Uitspraken van Jan Jambon: Unia wil feiten en waarschuwt voor veralgemeningen

18 april 2016

Unia verwacht dat minister van Binnenlandse Zaken Jan Jambon zijn uitspraak ‘dat een significant deel van de moslimgemeenschap stond te dansen na de aanslagen’ hard maakt met feiten en waarschuwt voor kwetsende veralgemeningen over moslims. Jambon deed zijn uitspraak op 16 april in De Standaard.

'Mensen kloppen bij ons aan en hebben uiteraard vragen over zijn uitspraak. Wij stellen vandaag geen inbreuk op de Antidiscriminatiewet vast. Zijn uitlating is in strikt juridische zin dus niet strafbaar', zegt Unia-directeur Els Keytsman.

‘De minister moet wel beseffen dat hij de klok rond een publiek figuur is en dat hij een voorbeeldfunctie heeft en zijn woorden daarom best zorgvuldig wikt en weegt.
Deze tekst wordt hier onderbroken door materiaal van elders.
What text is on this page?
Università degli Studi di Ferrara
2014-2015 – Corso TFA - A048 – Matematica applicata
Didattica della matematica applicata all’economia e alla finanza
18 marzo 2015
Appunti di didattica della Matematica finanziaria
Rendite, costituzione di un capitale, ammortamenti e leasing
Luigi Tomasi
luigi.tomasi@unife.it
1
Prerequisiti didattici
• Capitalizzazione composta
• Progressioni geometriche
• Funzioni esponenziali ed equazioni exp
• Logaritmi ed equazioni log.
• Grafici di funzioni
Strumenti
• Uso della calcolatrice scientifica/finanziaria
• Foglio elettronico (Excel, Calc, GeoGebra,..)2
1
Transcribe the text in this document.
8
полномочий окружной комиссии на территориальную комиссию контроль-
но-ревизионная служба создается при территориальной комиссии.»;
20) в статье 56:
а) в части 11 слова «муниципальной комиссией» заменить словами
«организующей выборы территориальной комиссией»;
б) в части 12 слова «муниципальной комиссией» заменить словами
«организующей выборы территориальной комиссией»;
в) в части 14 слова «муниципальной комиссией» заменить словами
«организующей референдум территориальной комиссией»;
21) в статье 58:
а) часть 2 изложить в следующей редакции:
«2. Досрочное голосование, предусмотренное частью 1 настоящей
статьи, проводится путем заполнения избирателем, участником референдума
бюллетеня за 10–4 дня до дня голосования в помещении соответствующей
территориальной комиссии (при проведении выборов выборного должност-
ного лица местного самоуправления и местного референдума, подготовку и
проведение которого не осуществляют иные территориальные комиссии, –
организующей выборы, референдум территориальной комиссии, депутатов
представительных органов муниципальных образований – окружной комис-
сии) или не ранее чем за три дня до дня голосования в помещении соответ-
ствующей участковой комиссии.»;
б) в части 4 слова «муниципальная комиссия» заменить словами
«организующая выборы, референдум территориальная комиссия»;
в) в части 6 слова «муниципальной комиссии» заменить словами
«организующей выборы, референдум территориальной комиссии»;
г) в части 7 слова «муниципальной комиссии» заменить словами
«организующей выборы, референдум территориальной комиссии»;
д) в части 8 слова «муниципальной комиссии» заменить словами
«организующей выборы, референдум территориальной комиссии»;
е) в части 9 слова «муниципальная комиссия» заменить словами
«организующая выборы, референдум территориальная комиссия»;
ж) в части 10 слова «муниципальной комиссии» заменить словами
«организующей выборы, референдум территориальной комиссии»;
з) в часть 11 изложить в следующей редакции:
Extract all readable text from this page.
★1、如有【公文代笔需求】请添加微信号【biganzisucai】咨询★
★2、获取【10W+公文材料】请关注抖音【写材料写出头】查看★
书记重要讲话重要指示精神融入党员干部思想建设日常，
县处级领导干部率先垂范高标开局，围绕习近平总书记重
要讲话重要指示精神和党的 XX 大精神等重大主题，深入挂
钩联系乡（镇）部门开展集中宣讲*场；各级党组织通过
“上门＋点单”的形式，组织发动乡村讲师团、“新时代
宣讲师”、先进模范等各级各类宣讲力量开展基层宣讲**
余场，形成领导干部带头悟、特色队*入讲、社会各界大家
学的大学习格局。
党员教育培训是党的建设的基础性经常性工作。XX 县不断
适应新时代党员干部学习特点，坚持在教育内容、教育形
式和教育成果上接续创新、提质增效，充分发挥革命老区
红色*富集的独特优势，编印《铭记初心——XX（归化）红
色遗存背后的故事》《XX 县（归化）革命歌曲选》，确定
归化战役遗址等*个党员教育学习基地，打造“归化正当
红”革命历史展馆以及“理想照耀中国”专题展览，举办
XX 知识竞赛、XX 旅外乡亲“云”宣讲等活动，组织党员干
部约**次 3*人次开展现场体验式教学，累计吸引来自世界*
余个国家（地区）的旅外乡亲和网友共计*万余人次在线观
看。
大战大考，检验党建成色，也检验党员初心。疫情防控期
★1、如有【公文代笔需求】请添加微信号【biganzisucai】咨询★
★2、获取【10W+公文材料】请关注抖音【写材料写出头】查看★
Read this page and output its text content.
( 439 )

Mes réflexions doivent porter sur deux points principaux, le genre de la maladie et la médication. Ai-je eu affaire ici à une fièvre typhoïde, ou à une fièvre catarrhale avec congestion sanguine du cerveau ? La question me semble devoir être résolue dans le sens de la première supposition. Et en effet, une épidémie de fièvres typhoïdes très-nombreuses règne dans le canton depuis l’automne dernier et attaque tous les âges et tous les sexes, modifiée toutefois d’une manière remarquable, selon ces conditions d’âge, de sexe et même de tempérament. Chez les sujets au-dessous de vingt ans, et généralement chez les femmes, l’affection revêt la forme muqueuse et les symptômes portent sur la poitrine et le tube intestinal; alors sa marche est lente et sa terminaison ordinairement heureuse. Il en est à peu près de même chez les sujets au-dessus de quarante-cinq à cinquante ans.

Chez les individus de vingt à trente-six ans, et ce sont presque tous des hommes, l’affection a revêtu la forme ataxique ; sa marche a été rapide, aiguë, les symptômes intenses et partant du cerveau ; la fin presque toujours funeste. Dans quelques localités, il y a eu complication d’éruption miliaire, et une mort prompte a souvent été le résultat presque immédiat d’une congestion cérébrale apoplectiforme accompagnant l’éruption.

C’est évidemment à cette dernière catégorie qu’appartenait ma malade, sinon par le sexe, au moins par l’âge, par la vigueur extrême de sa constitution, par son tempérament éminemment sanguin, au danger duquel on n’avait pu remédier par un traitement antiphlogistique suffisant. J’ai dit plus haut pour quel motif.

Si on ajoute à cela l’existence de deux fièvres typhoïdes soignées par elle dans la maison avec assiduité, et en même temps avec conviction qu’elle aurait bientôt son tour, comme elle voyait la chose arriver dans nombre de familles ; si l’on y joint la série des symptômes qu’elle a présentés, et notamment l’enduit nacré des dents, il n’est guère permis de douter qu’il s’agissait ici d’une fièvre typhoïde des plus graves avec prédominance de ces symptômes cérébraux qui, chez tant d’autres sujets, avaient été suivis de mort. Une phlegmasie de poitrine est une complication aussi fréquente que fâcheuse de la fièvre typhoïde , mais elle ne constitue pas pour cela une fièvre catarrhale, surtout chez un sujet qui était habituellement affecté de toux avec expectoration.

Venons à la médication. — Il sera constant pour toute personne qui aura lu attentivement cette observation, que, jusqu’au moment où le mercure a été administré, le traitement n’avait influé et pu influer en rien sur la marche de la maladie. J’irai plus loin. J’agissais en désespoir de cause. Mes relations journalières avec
Het morele gezag van politici gaat hand in hand met een grotere verantwoordelijkheid,’ voegt Keytsman eraan toe.

Minister Jambon deed deze uitspraak blijkbaar zonder zijn beweringen te stoelen op feiten. Dat is problematisch. Hij moet volledig in kaart brengen wat hij met deze uitspraak bedoelt en waar hij ze vandaan haalt. Als zijn reactie klopt en effectief een significant deel van de moslims dansten na de aanslagen, dan confronteert dat onze samenleving met een groot probleem.’

‘Als het niet waar blijkt te zijn, baart de uitspraak zorgen. De minister moet ten slotte elke burger, moslim of niet, beschermen,’ vervolgt Keytsman.  

Unia benadrukt dat de vrijheid van meningsuiting een fundament is van onze samenleving. Dat betekent dat je kan zeggen wat er in je omgaat zelfs als het beledigend, schokkend of verontrustend is voor anderen.